/ECE-143-Team4

Analysis on data scraped from Glassdor

Primary LanguageJupyter Notebook

Analysis on data scraped from Glassdoor

We will scrape data from Glassdor first and then do some interesting analysis.

Requirements

Scraping

  1. Steps to scrape salary data:
  • First change director by cd Scraper/SalaryScraper and edit file salary_scraper_specific.py to include your Glassdor username and password.
  • Now run python salary_scraper_specific.py and wait till scraper stops.
  1. Steps to scrape review data:
  • First change director by cd Scraper/ReviewScraper, and then run command python run_all.py.

Data pre-processing

After we obtain review and salary data for each company, the next step is to merge these individual tables and pre-process to clean the outliers. This stage generate following tables:

  • merge_reviews_table.csv
  • fulltime_merged_salaries_company_table.csv
  • intern_merged_salaries_company_table.csv

In order to generate above tables run python merge_table.py

Analysis

Our analysis procedure tries to answer following questions.

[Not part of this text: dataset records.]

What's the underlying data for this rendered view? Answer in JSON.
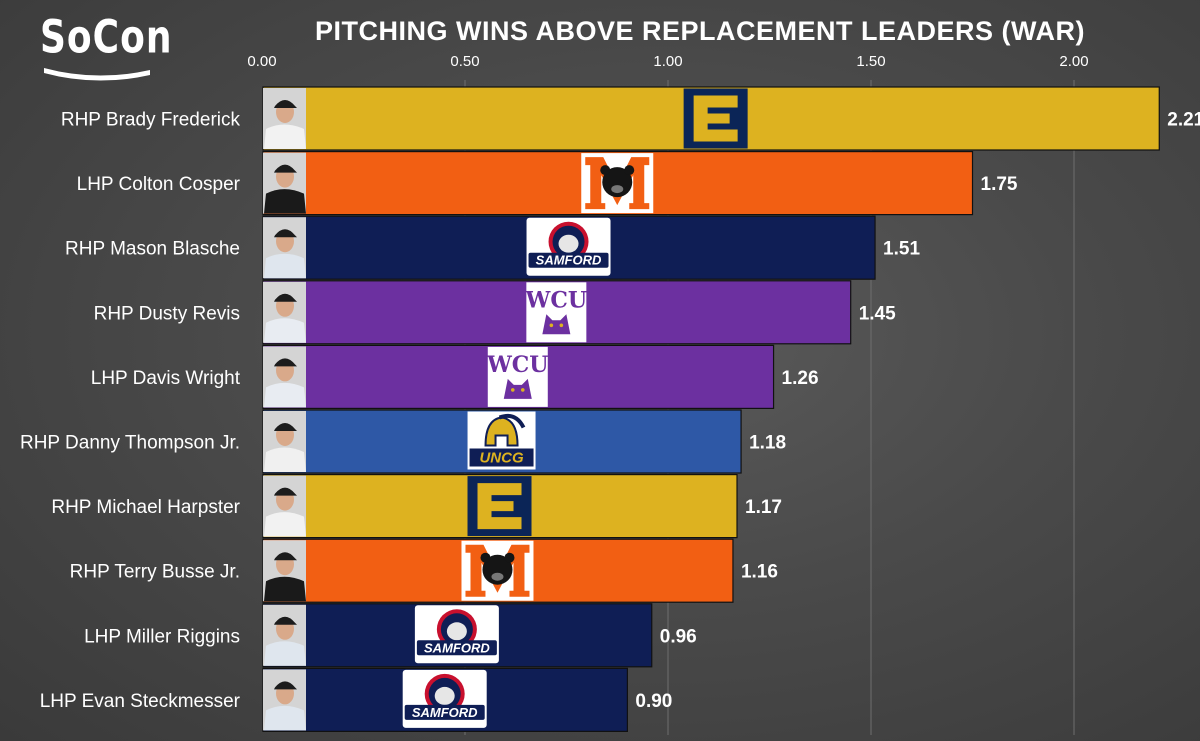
{
  "brand": {
    "logo_text": "SoCon"
  },
  "chart_data": {
    "type": "bar",
    "orientation": "horizontal",
    "title": "PITCHING WINS ABOVE REPLACEMENT LEADERS (WAR)",
    "xlabel": "",
    "ylabel": "",
    "xlim": [
      0,
      2.21
    ],
    "xticks": [
      0.0,
      0.5,
      1.0,
      1.5,
      2.0
    ],
    "xtick_labels": [
      "0.00",
      "0.50",
      "1.00",
      "1.50",
      "2.00"
    ],
    "grid": "vertical",
    "categories": [
      "RHP Brady Frederick",
      "LHP Colton Cosper",
      "RHP Mason Blasche",
      "RHP Dusty Revis",
      "LHP Davis Wright",
      "RHP Danny Thompson Jr.",
      "RHP Michael Harpster",
      "RHP Terry Busse Jr.",
      "LHP Miller Riggins",
      "LHP Evan Steckmesser"
    ],
    "values": [
      2.21,
      1.75,
      1.51,
      1.45,
      1.26,
      1.18,
      1.17,
      1.16,
      0.96,
      0.9
    ],
    "value_labels": [
      "2.21",
      "1.75",
      "1.51",
      "1.45",
      "1.26",
      "1.18",
      "1.17",
      "1.16",
      "0.96",
      "0.90"
    ],
    "bar_colors": [
      "#DDB220",
      "#F25F13",
      "#0F1E55",
      "#6C30A0",
      "#6C30A0",
      "#2E58A6",
      "#DDB220",
      "#F25F13",
      "#0F1E55",
      "#0F1E55"
    ],
    "team_logos": [
      "etsu-e-logo",
      "mercer-bear-logo",
      "samford-bulldog-logo",
      "wcu-catamount-logo",
      "wcu-catamount-logo",
      "uncg-spartan-logo",
      "etsu-e-logo",
      "mercer-bear-logo",
      "samford-bulldog-logo",
      "samford-bulldog-logo"
    ],
    "logo_texts": [
      "",
      "",
      "SAMFORD",
      "WCU",
      "WCU",
      "UNCG",
      "",
      "",
      "SAMFORD",
      "SAMFORD"
    ]
  }
}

  • Which company offers the highest average salary?
  • Which field has more jobs?
  • Are interns paid generously?
  • Which job category provide the highest average salary?
  • Which state in US offers the most job opportunities?
  • Which city should you move if you are looking for a job?
  • How do employees rate their CEOs?
  • Will they recommend their company to their friends?
  • What feedback do employees give for the companies they are working?

These analysis can be seen by running demo.ipynb notebook.